Sanef has pleaded with President Cyril Ramaphosa to mobilise his SADC colleagues to urgently demand the government of Eswatini to adhere to media freedom.
This after the New Frame reported that two of its journalists Magnificent Mndebele and Cebelihle Mbuyisa were assaulted.
The pair were detained and tortured while on assignment in Eswatini on 4 July.
Key South African news organisations, including the SABC and Newzroom Afrika, were forced to pull their journalists out of the country due to their journalists subjected to ongoing attacks and intimidation.
“[Sanef] calls on President Cyril Ramaphosa and his regional counterparts to urgently demand that the government of Eswatini adhere to SADC media freedom protocols,” it said in a statement.
Mndebele and Mbuyisa were in Eswatini to report on the pro-democracy protests with a specific focus on the alleged state murders of citizens.
While in the country, the pair were stopped at roadblocks on several occasions, threatened and forced to delete material from their phones and camera.
Sanef said: “Sanef condemns the detention, assault and torture of Mndebele and Mbuyisa in the strongest terms and calls for international solidarity with all journalists and activists facing repression in Eswatini, and for the immediate restoration of democratic freedoms in that country, including the right to a free press.
“For decades, Eswatini’s security forces have been notorious for their brutality against journalists, trade unionists, students and other pro-democracy activists. The attempts to silence journalists and activists are aimed, among other things, at trying to prevent the scale of the suffering of the people of Eswatini from being conveyed to people outside the country,” Sanef said.
The organisation also condemned the internet blackout in Eswatini meant to silence the voices of the citizenry and inconvenience all.
“Sanef is concerned about the safety of journalists and media workers used as weapons to silence critical journalism covering unrests in Eswatini. We believe that SADC governments should show a stronger political will to protect journalists and independent journalism from preventing the deterioration of media freedom in the region.
“… respect for freedom of the media in Eswatini has disappeared overnight due to the lack of the government conscience to defend human rights. In the last years, we have witnessed an increase in the number of cases of violence and intimidation against journalists,” Sanef said.

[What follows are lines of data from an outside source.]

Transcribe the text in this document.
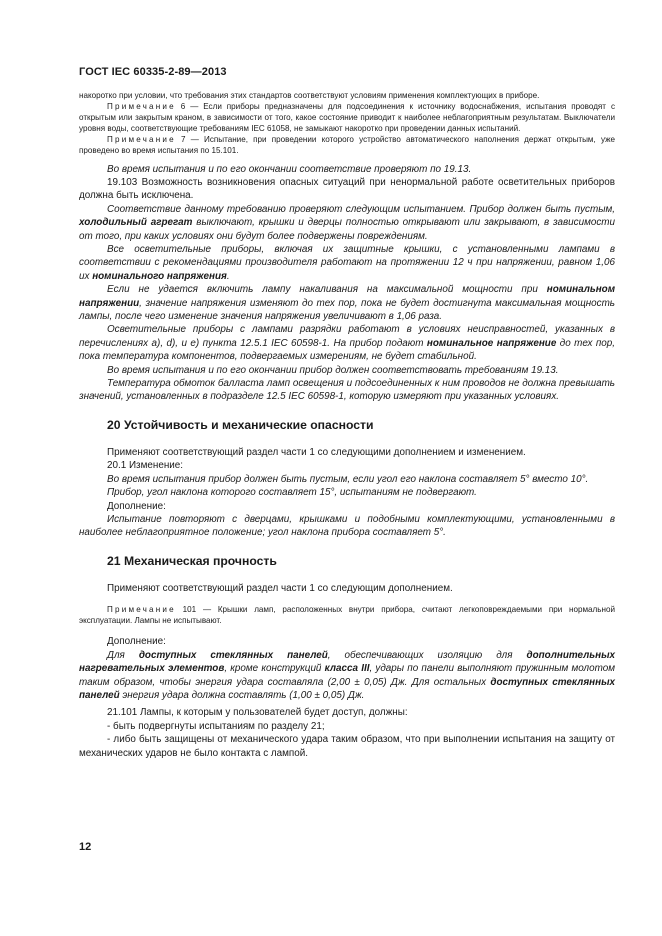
ГОСТ IEC 60335-2-89—2013

накоротко при условии, что требования этих стандартов соответствуют условиям применения комплектующих в приборе.

Примечание 6 — Если приборы предназначены для подсоединения к источнику водоснабжения, испытания проводят с открытым или закрытым краном, в зависимости от того, какое состояние приводит к наиболее неблагоприятным результатам. Выключатели уровня воды, соответствующие требованиям IEC 61058, не замыкают накоротко при проведении данных испытаний.

Примечание 7 — Испытание, при проведении которого устройство автоматического наполнения держат открытым, уже проведено во время испытания по 15.101.

Во время испытания и по его окончании соответствие проверяют по 19.13.

19.103 Возможность возникновения опасных ситуаций при ненормальной работе осветительных приборов должна быть исключена.

Соответствие данному требованию проверяют следующим испытанием. Прибор должен быть пустым, холодильный агрегат выключают, крышки и дверцы полностью открывают или закрывают, в зависимости от того, при каких условиях они будут более подвержены повреждениям.

Все осветительные приборы, включая их защитные крышки, с установленными лампами в соответствии с рекомендациями производителя работают на протяжении 12 ч при напряжении, равном 1,06 их номинального напряжения.

Если не удается включить лампу накаливания на максимальной мощности при номинальном напряжении, значение напряжения изменяют до тех пор, пока не будет достигнута максимальная мощность лампы, после чего изменение значения напряжения увеличивают в 1,06 раза.

Осветительные приборы с лампами разрядки работают в условиях неисправностей, указанных в перечислениях а), d), и е) пункта 12.5.1 IEC 60598-1. На прибор подают номинальное напряжение до тех пор, пока температура компонентов, подвергаемых измерениям, не будет стабильной.

Во время испытания и по его окончании прибор должен соответствовать требованиям 19.13.

Температура обмоток балласта ламп освещения и подсоединенных к ним проводов не должна превышать значений, установленных в подразделе 12.5 IEC 60598-1, которую измеряют при указанных условиях.

20 Устойчивость и механические опасности

Применяют соответствующий раздел части 1 со следующими дополнением и изменением.

20.1 Изменение:

Во время испытания прибор должен быть пустым, если угол его наклона составляет 5° вместо 10°.

Прибор, угол наклона которого составляет 15°, испытаниям не подвергают.

Дополнение:

Испытание повторяют с дверцами, крышками и подобными комплектующими, установленными в наиболее неблагоприятное положение; угол наклона прибора составляет 5°.

21 Механическая прочность

Применяют соответствующий раздел части 1 со следующим дополнением.

Примечание 101 — Крышки ламп, расположенных внутри прибора, считают легкоповреждаемыми при нормальной эксплуатации. Лампы не испытывают.

Дополнение:

Для доступных стеклянных панелей, обеспечивающих изоляцию для дополнительных нагревательных элементов, кроме конструкций класса III, удары по панели выполняют пружинным молотом таким образом, чтобы энергия удара составляла (2,00 ± 0,05) Дж. Для остальных доступных стеклянных панелей энергия удара должна составлять (1,00 ± 0,05) Дж.

21.101 Лампы, к которым у пользователей будет доступ, должны:

- быть подвергнуты испытаниям по разделу 21;

- либо быть защищены от механического удара таким образом, что при выполнении испытания на защиту от механических ударов не было контакта с лампой.

12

Sanef reminded the government of Eswatini of its commitment to media-friendly policies based on the August 1995 SADC Declaration on Information and Communication.
The country undertook to remove systems and procedures that restricted the free movement of journalists, the exchange of news and information and the circulation of media products within the countries and across national boundaries of the countries of the SADC Community.
“We, therefore, call on SADC leaders to embrace the principles of free access to information. We point the leaders to the letter we co-signed with key media partners including the Media Institute of Southern Africa (MISA), the Committee to Protect Journalists (CPJ) and the International Federation of Journalists (IFJ), calling for media freedom to be upheld and journalists to be protected,” concluded Sanef.